It’s Time to Re-Think Prevention

Increasing Percentages of Adolescents Understand They Should Not Use Any Addicting Substances

A recent national survey shows that among young people age 12 to 20 underage drinking and binge drinking have declined significantly over the past decade.(1) While the survey report does not speculate about the reason for this trend, it is the result of decades of cumulative widespread prevention messages coupled with concerns about alcohol-related motor vehicle crashes, alcohol poisoning, and sexual assault, and as well as increased alcohol taxes.(2) In the last decade tobacco use has also declined among youth. This reflects the lasting national impact of the 1964 Surgeon General’s report Smoking and Health(3)that was widely publicized and resulted in a law mandating warning labeling on all tobacco products. The report brought to the public’s attention the devastating impact of tobacco use on health. The national anti-smoking campaign has been strident in labeling nicotine as “addicting” and smokers as “addicted.”

Interestingly, use of illegal substances by adolescents has also declined. These three trend lines showing broad declines are significant. They cannot be explained on a substance-by-substance basis because the trend lines for alcohol, tobacco and other drugs are so similar. Instead this broad positive trend can be understood as part of a shared cultural learning initiated by the epidemic of substance abuse that exploded in the late 1960s and early 1970s. In the 50 years since the 1964 report on Smoking and Heath, there has been a growing awareness of the negative health and safety effects of addicting drug use. One of the contributors to this cultural learning has been the definition of alcohol and nicotine as “addicting” drugs. This connection has been reinforced by the federal government’s descriptive terminology that linked alcohol to illegal drugs under the mantra-like phrase “alcohol and other drugs.”(4)

New analysis of longitudinal data from the nationally representative annual Monitoring the Future study on substance use by high school students shows a remarkably strong and sustained trend of abstinence from the use of all addicting substances.

This data has been there all along but the analysis resulting in this finding is completely new. Among 12th graders, the percentage of students who never used alcohol, tobacco, marijuana or other drugs in their lifetimes rose from 2.9% in 1983 to 25% in 2013. The percentage of 12th graders who did not use any alcohol, tobacco, marijuana or other drugs in the prior 30 days rose from 16.1% in 1982 to 49.6% in 2013. Similar sizeable positive changes are reported for 8th and 10th graders who were first surveyed in 1991.

Problems with alcohol, tobacco, and other drugs remain gravely serious. However, this new evidence of an increasing percentage of American youth who choose not to use any of these addicting substances gives new hope for the future.

This finding has the potential to reshape all prevention strategies away from substance-specific health-promoting campaigns to a single focus that promotes no use by adolescents of any addicting substances. The use of any and all of these substances is unhealthy for youth and the use of all of these drugs is illegal. (The legal age for tobacco is 18, for alcohol 21, and in the states with legal marijuana, 21). Since nearly all substance use, and addiction, begins during the teenage years, prevention of any use during this time is singularly important. Lowering the substance use rates of youth today will be reflected tomorrow in lowering the adult rates of addicting drug use.

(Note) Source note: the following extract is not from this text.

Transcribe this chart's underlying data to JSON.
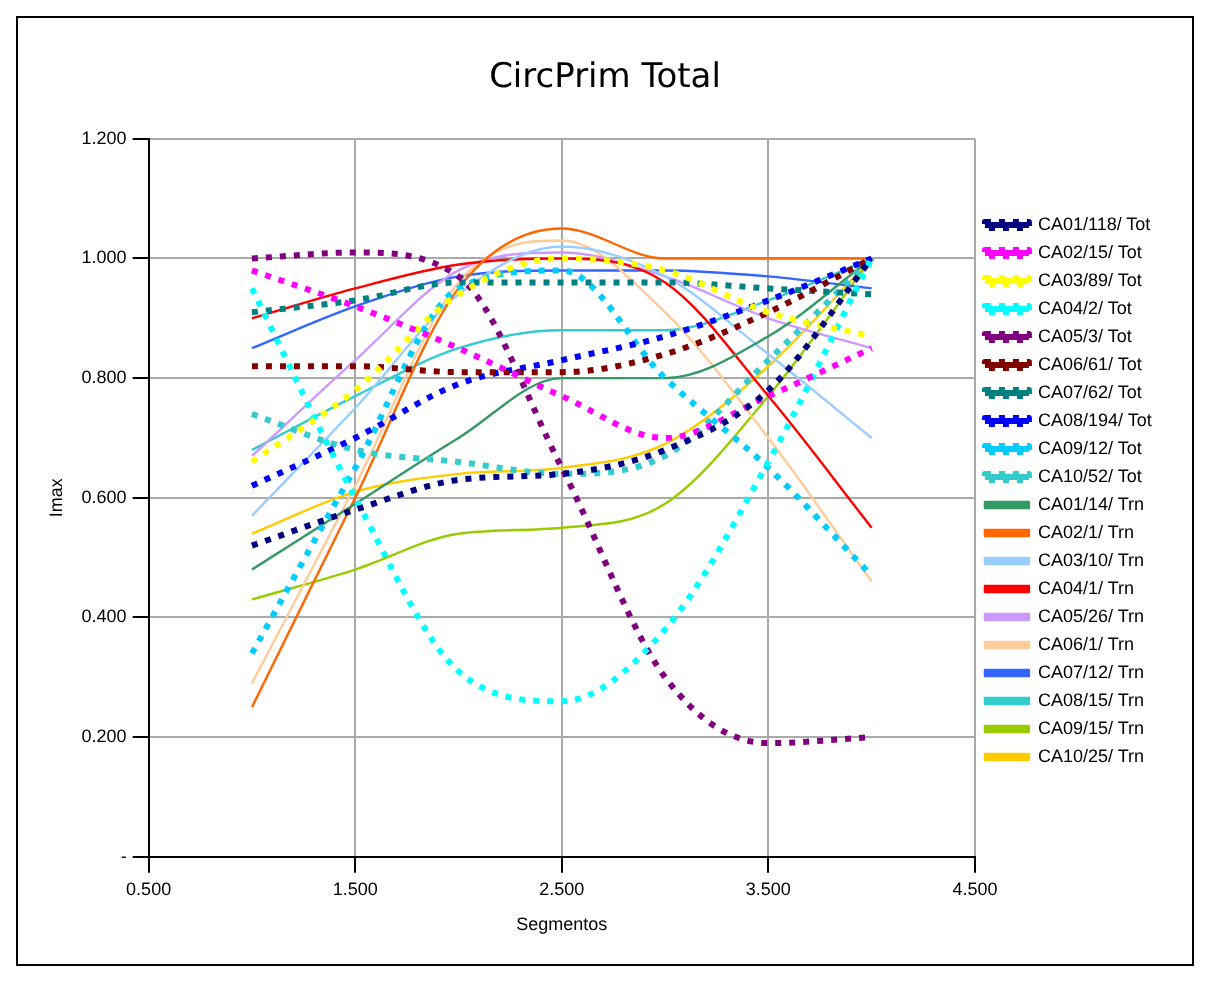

The new focus on one decision by youth not to use any addicting substances, including alcohol, tobacco, marijuana and other drugs, holds great promise of a stronger, clearer and more effective goal for public education and prevention.

Written By Robert DuPont, MD

  1. Substance Abuse and Mental Health Services Administration. (2015, June 11).
  2. Kauffman, G. (2015, June 16). Underage drinking is down: Are teens partying less? Christian Science Monitor
  3. US Department of Health, Education, and Welfare. (1964).
  4. National Institute on Alcohol Abuse and Alcoholism. (1993). The Alcohol and Other Drug Thesaurus: A Guide to Concepts and Terminology in Substance Abuse and Addiction.